Political analysts are of the view that President Kenyatta concentrated on his dalliance with opposition chief Raila Odinga and Building Bridges Initiative (BBI) at the expense of restoring order in his party.
"The President has been concentrating on the BBI and forgotten his party. Ever since the handshake and now the BBI, there has been a state of uneasiness in Jubilee Party while Raila’s party has remained unshaken, and that is why the Head of State should attend BBI rallies to build his party,” said Prof Edward Kisiang’ani.
“The handshake and the BBI have led to creation of Kieleweke and Tangatanga factions in the party, but their rivals ODM speak with one voice,” he added.
This comes as National Assembly Majority Leader Aden Duale called for sobriety in tackling the issues.
The changes and the bickering, Mr Duale said, “almost made the party look like a private entity, where persons can follow their own whims depending on the mood of the day to change officials as and when their desire. Tuju is out of order and must be told so”.

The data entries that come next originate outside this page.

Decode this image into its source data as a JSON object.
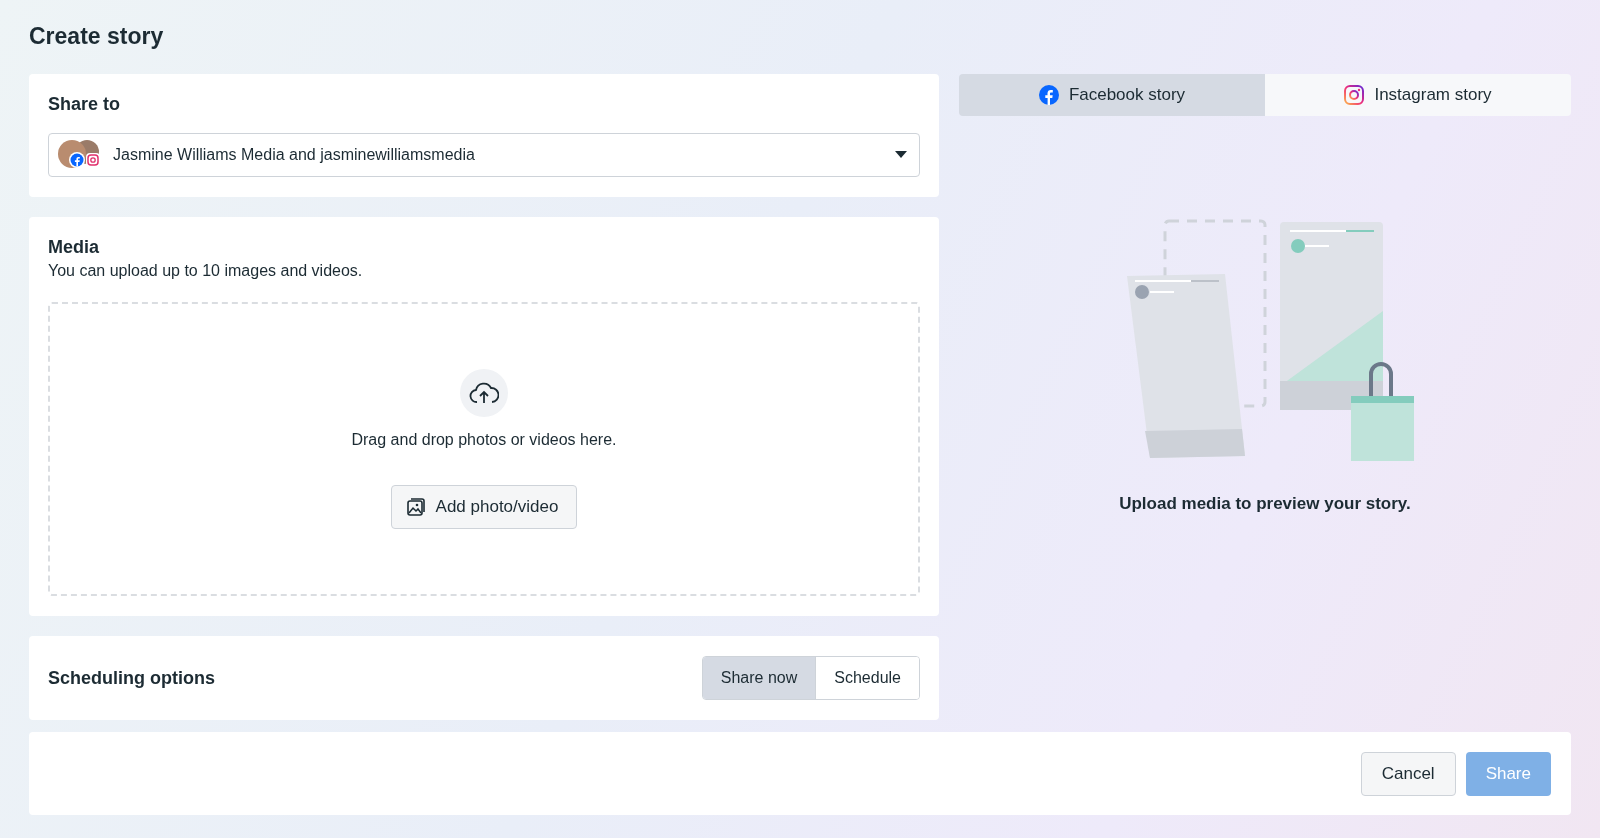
{
  "title": "Create story",
  "share_to": {
    "heading": "Share to",
    "value": "Jasmine Williams Media and jasminewilliamsmedia"
  },
  "media": {
    "heading": "Media",
    "hint": "You can upload up to 10 images and videos.",
    "drop_text": "Drag and drop photos or videos here.",
    "add_button": "Add photo/video"
  },
  "scheduling": {
    "heading": "Scheduling options",
    "options": [
      {
        "label": "Share now",
        "selected": true
      },
      {
        "label": "Schedule",
        "selected": false
      }
    ]
  },
  "preview": {
    "tabs": [
      {
        "label": "Facebook story",
        "kind": "facebook",
        "selected": true
      },
      {
        "label": "Instagram story",
        "kind": "instagram",
        "selected": false
      }
    ],
    "message": "Upload media to preview your story."
  },
  "footer": {
    "buttons": [
      {
        "label": "Cancel",
        "kind": "secondary",
        "disabled": false
      },
      {
        "label": "Share",
        "kind": "primary",
        "disabled": true
      }
    ]
  }
}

“Raphael Tuju and his cabal must be told to their face. Jubilee is not their personal property and all decisions going forward must be made by the party organs in accordance with its constitution and relevant laws,” Mr Duale said.
Already, Ruto-allied MPs have said they will take the fight for the party to Jubilee House in Pangani.
“Pursuant to the directive from the Registrar of Political Parties, Jubilee MPs have resolved to start working from Jubilee House from April 20, 2020 to facilitate the resolution of the misunderstandings and interpretation of the party constitution. Jubilee will solve the misunderstandings and forge together as a united, cohesive and democratic nationalist ruling party,” Gatundu South Moses Kuria said.